Letter from Paris

Bob Thomson, Ottawa, 10 October 2011

Returning to Paris for a month after our 3 year sojourn 3 years ago, I ran across Brazilian Dominican scholar Frei Betto's online "farewell to Europe" (1) and his assertion that Europe has become an ethnic cauldron. In four brief weeks, I discovered this for myself.

In the Passage des Voûtes behind a multinational chain hotel on the banks of the St. Martin and Ourcq canals in north-east Paris, a Guadeloupan Rasta proudly showed me his state of the art recording studio jammed into two tiny cubicles under an arch of the abandoned rail line from Bastille to Boissy-Saint-Léger. In this one block alleyway, Afro French poets, sculptors, musicians, painters and motorcycle mechanics have survived a 2007 effort to expel them and have turned a syringe filled back street into an enclave of the creativity which can flow from an ethnic cauldron.

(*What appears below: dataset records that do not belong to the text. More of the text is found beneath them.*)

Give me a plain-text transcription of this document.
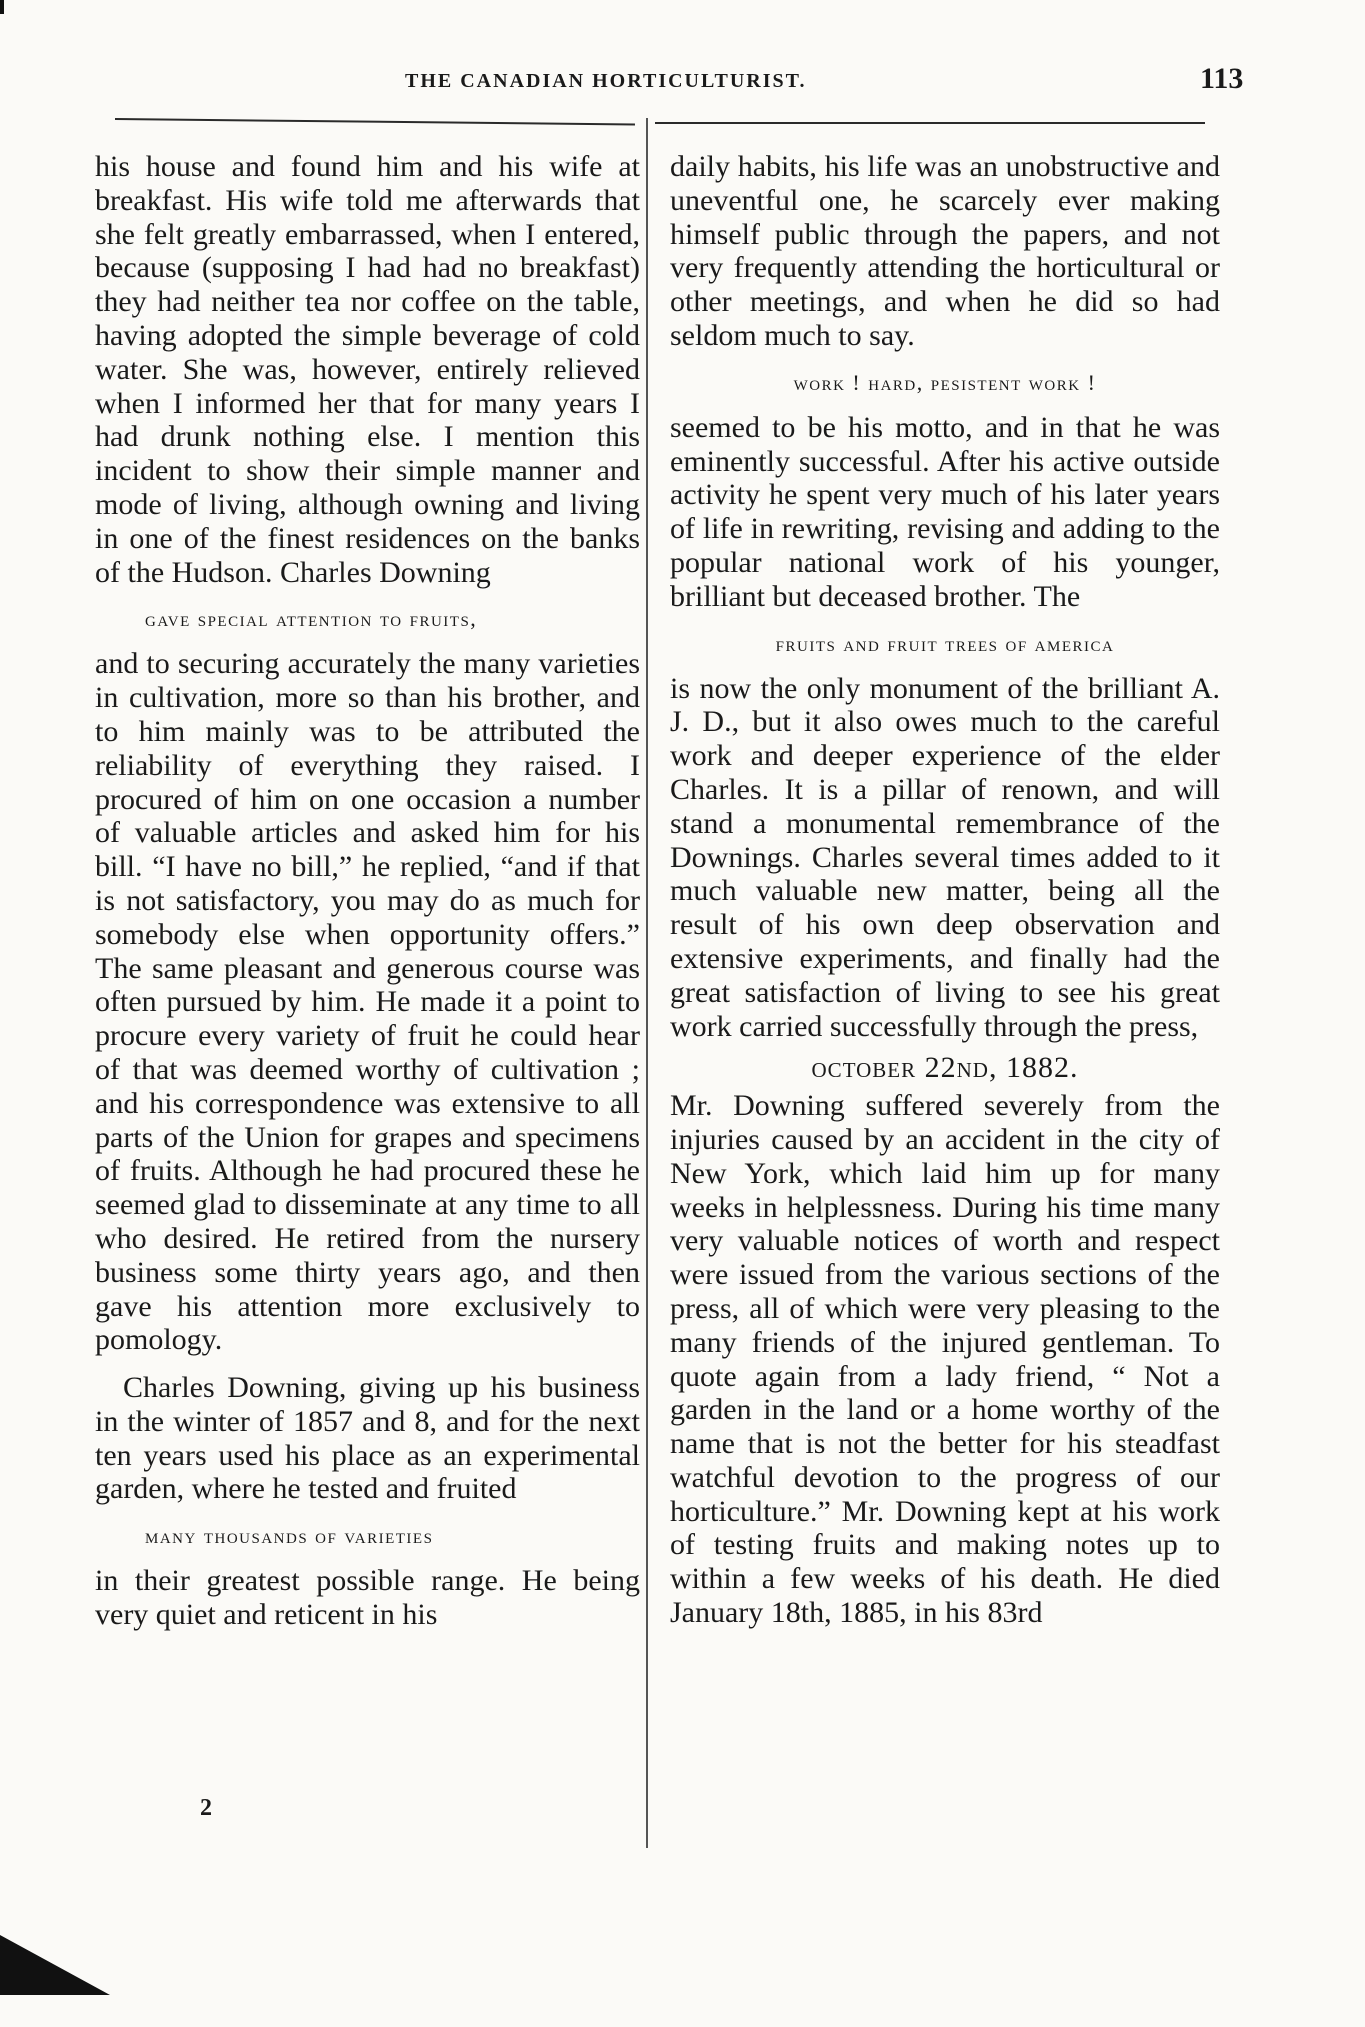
THE CANADIAN HORTICULTURIST.	113

his house and found him and his wife at breakfast. His wife told me afterwards that she felt greatly embarrassed, when I entered, because (supposing I had had no breakfast) they had neither tea nor coffee on the table, having adopted the simple beverage of cold water. She was, however, entirely relieved when I informed her that for many years I had drunk nothing else. I mention this incident to show their simple manner and mode of living, although owning and living in one of the finest residences on the banks of the Hudson. Charles Downing

gave special attention to fruits,

and to securing accurately the many varieties in cultivation, more so than his brother, and to him mainly was to be attributed the reliability of everything they raised. I procured of him on one occasion a number of valuable articles and asked him for his bill. “I have no bill,” he replied, “and if that is not satisfactory, you may do as much for somebody else when opportunity offers.” The same pleasant and generous course was often pursued by him. He made it a point to procure every variety of fruit he could hear of that was deemed worthy of cultivation ; and his correspondence was extensive to all parts of the Union for grapes and specimens of fruits. Although he had procured these he seemed glad to disseminate at any time to all who desired. He retired from the nursery business some thirty years ago, and then gave his attention more exclusively to pomology.

Charles Downing, giving up his business in the winter of 1857 and 8, and for the next ten years used his place as an experimental garden, where he tested and fruited

many thousands of varieties

in their greatest possible range. He being very quiet and reticent in his

2

daily habits, his life was an unobstructive and uneventful one, he scarcely ever making himself public through the papers, and not very frequently attending the horticultural or other meetings, and when he did so had seldom much to say.

work ! hard, pesistent work !

seemed to be his motto, and in that he was eminently successful. After his active outside activity he spent very much of his later years of life in rewriting, revising and adding to the popular national work of his younger, brilliant but deceased brother. The

fruits and fruit trees of america

is now the only monument of the brilliant A. J. D., but it also owes much to the careful work and deeper experience of the elder Charles. It is a pillar of renown, and will stand a monumental remembrance of the Downings. Charles several times added to it much valuable new matter, being all the result of his own deep observation and extensive experiments, and finally had the great satisfaction of living to see his great work carried successfully through the press,

october 22nd, 1882.

Mr. Downing suffered severely from the injuries caused by an accident in the city of New York, which laid him up for many weeks in helplessness. During his time many very valuable notices of worth and respect were issued from the various sections of the press, all of which were very pleasing to the many friends of the injured gentleman. To quote again from a lady friend, “ Not a garden in the land or a home worthy of the name that is not the better for his steadfast watchful devotion to the progress of our horticulture.” Mr. Downing kept at his work of testing fruits and making notes up to within a few weeks of his death. He died January 18th, 1885, in his 83rd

A few blocks away, the Resto du Coeur soup kitchen serves 900 meals a day, compared to the 300 once a week when my wife volunteered there three years ago. In one morning at their food bank, we witnessed a stream of humanity from Mali, Chechnya, China, Russia, Romania, Algeria, Kazakhstan, France, Ecuador and who knows where else, queueing for canned tomatoes, white beans, cous cous, rice and dozens of other products, while volunteers greeted regular clients with "Ni Hao" and a dozen African dialects, and valiantly tried to make their desperate recourse to charity a more dignified experience.

In our favourite Latin restaurant, a Peruvian and Chilean argued over the national origin of Pisco, a fiery grape brandy. The Chilean claimed he won, pointing out that it got its name from the Peruvian port of Pisco from which the Spanish shipped wine, as well as some of the thousands of tonnes of gold and silver stolen from the Incas to finance the industrial revolution, and later minerals stolen from the slave labour of indigenous miners.

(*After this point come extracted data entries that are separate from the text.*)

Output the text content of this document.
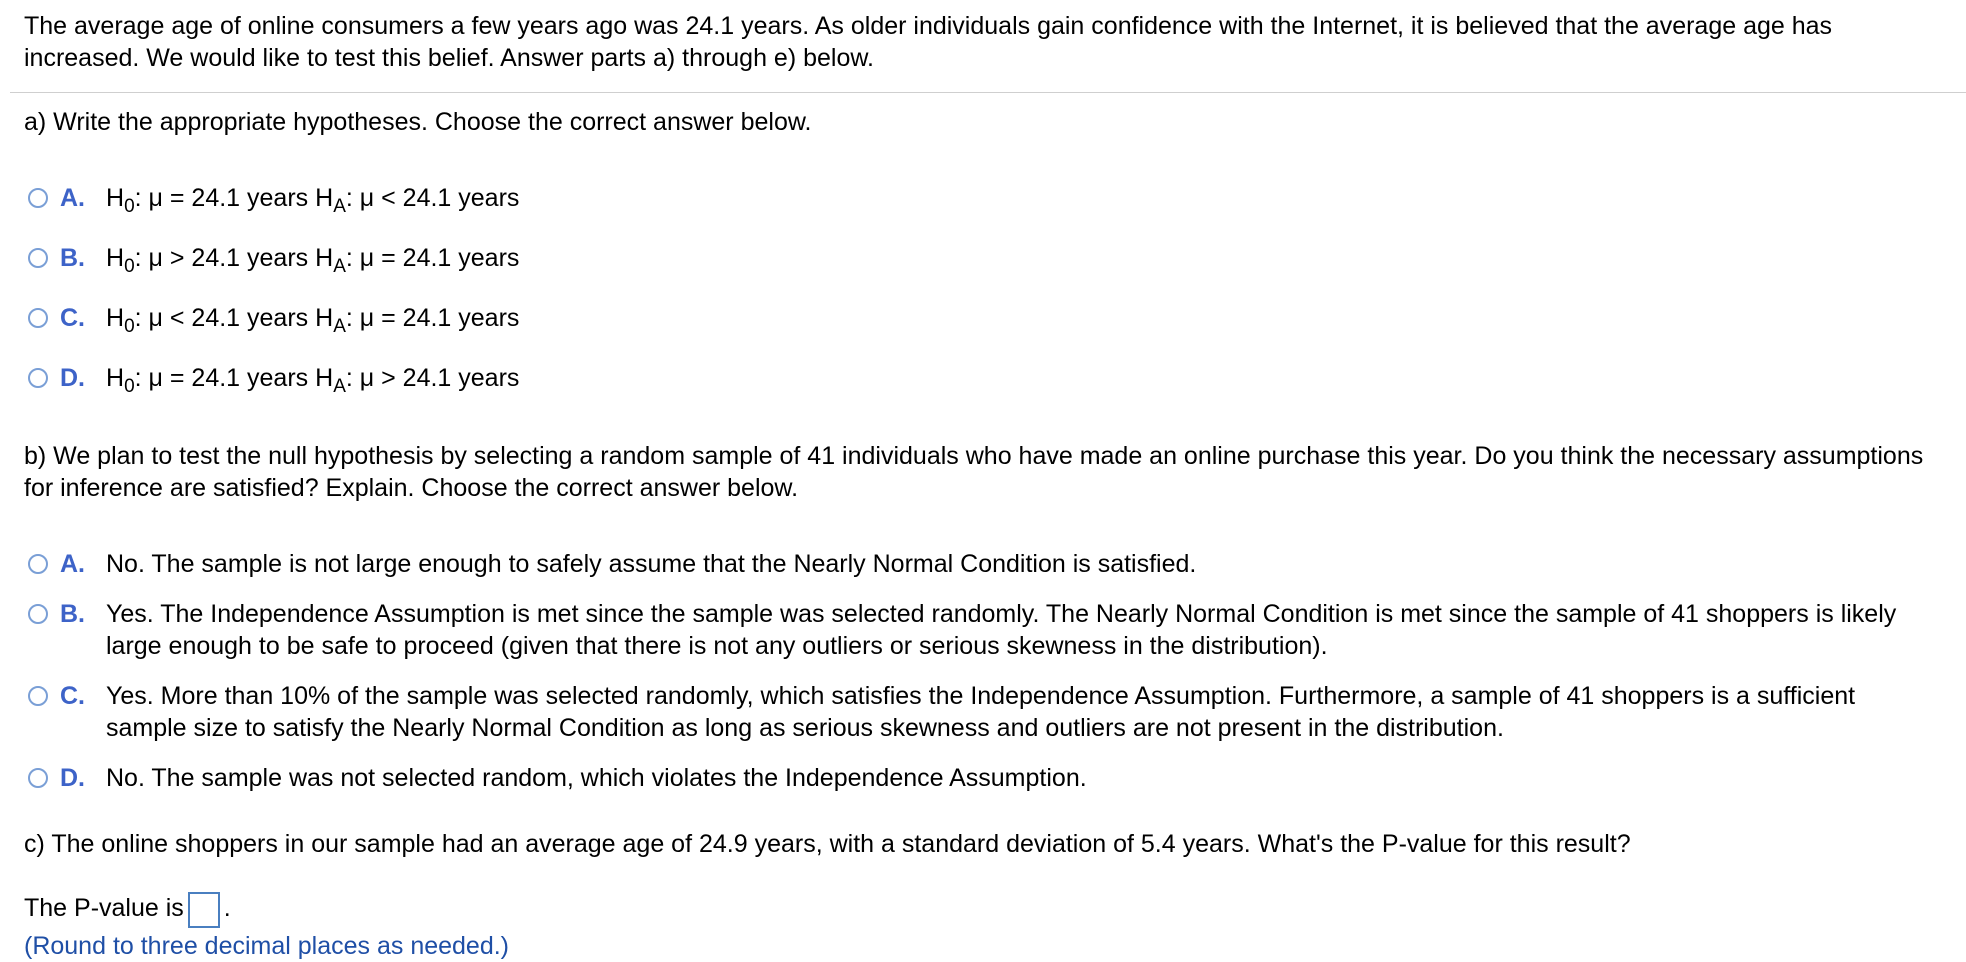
The average age of online consumers a few years ago was 24.1 years. As older individuals gain confidence with the Internet, it is believed that the average age has increased. We would like to test this belief. Answer parts a) through e) below.

a) Write the appropriate hypotheses. Choose the correct answer below.

A. $H_0$: μ = 24.1 years $H_A$: μ < 24.1 years
B. $H_0$: μ > 24.1 years $H_A$: μ = 24.1 years
C. $H_0$: μ < 24.1 years $H_A$: μ = 24.1 years
D. $H_0$: μ = 24.1 years $H_A$: μ > 24.1 years

b) We plan to test the null hypothesis by selecting a random sample of 41 individuals who have made an online purchase this year. Do you think the necessary assumptions for inference are satisfied? Explain. Choose the correct answer below.

A. No. The sample is not large enough to safely assume that the Nearly Normal Condition is satisfied.
B. Yes. The Independence Assumption is met since the sample was selected randomly. The Nearly Normal Condition is met since the sample of 41 shoppers is likely large enough to be safe to proceed (given that there is not any outliers or serious skewness in the distribution).
C. Yes. More than 10% of the sample was selected randomly, which satisfies the Independence Assumption. Furthermore, a sample of 41 shoppers is a sufficient sample size to satisfy the Nearly Normal Condition as long as serious skewness and outliers are not present in the distribution.
D. No. The sample was not selected random, which violates the Independence Assumption.

c) The online shoppers in our sample had an average age of 24.9 years, with a standard deviation of 5.4 years. What's the P-value for this result?

The P-value is .

(Round to three decimal places as needed.)
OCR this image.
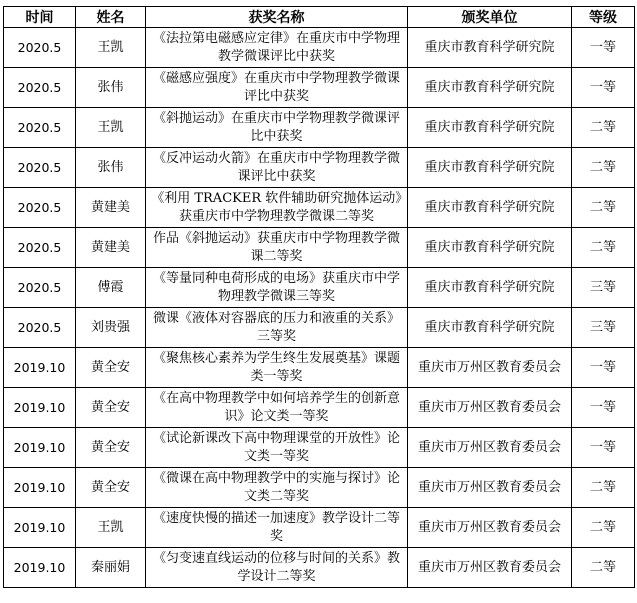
时间	姓名	获奖名称	颁奖单位	等级
2020.5	王凯	《法拉第电磁感应定律》在重庆市中学物理教学微课评比中获奖	重庆市教育科学研究院	一等
2020.5	张伟	《磁感应强度》在重庆市中学物理教学微课评比中获奖	重庆市教育科学研究院	一等
2020.5	王凯	《斜抛运动》在重庆市中学物理教学微课评比中获奖	重庆市教育科学研究院	二等
2020.5	张伟	《反冲运动火箭》在重庆市中学物理教学微课评比中获奖	重庆市教育科学研究院	二等
2020.5	黄建美	《利用 TRACKER 软件辅助研究抛体运动》获重庆市中学物理教学微课二等奖	重庆市教育科学研究院	二等
2020.5	黄建美	作品《斜抛运动》获重庆市中学物理教学微课二等奖	重庆市教育科学研究院	二等
2020.5	傅霞	《等量同种电荷形成的电场》获重庆市中学物理教学微课三等奖	重庆市教育科学研究院	三等
2020.5	刘贵强	微课《液体对容器底的压力和液重的关系》三等奖	重庆市教育科学研究院	三等
2019.10	黄全安	《聚焦核心素养为学生终生发展奠基》课题类一等奖	重庆市万州区教育委员会	一等
2019.10	黄全安	《在高中物理教学中如何培养学生的创新意识》论文类一等奖	重庆市万州区教育委员会	一等
2019.10	黄全安	《试论新课改下高中物理课堂的开放性》论文类一等奖	重庆市万州区教育委员会	一等
2019.10	黄全安	《微课在高中物理教学中的实施与探讨》论文类二等奖	重庆市万州区教育委员会	二等
2019.10	王凯	《速度快慢的描述一加速度》教学设计二等奖	重庆市万州区教育委员会	二等
2019.10	秦丽娟	《匀变速直线运动的位移与时间的关系》教学设计二等奖	重庆市万州区教育委员会	二等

Over lunch a Cameroonian journalist friend regaled me with his archival discoveries and a project to build a memorial to the thousands of women killed in French hostage camps circa 1905 in French equatorial Africa (2) while waiting for their husbands, fathers, brothers and sons to come out of the bush to "volunteer" as labourers for French colonial projects. Another unremembered holocaust!

And as Frei Betto points out, all this in the same city where fashion houses, art galleries, architectural tours, gourmet wine tastings, bankers and dethroned IMF chieftains blithely go about a way of life that consumes energy and other peoples money at a rate destined to bankrupt Europe.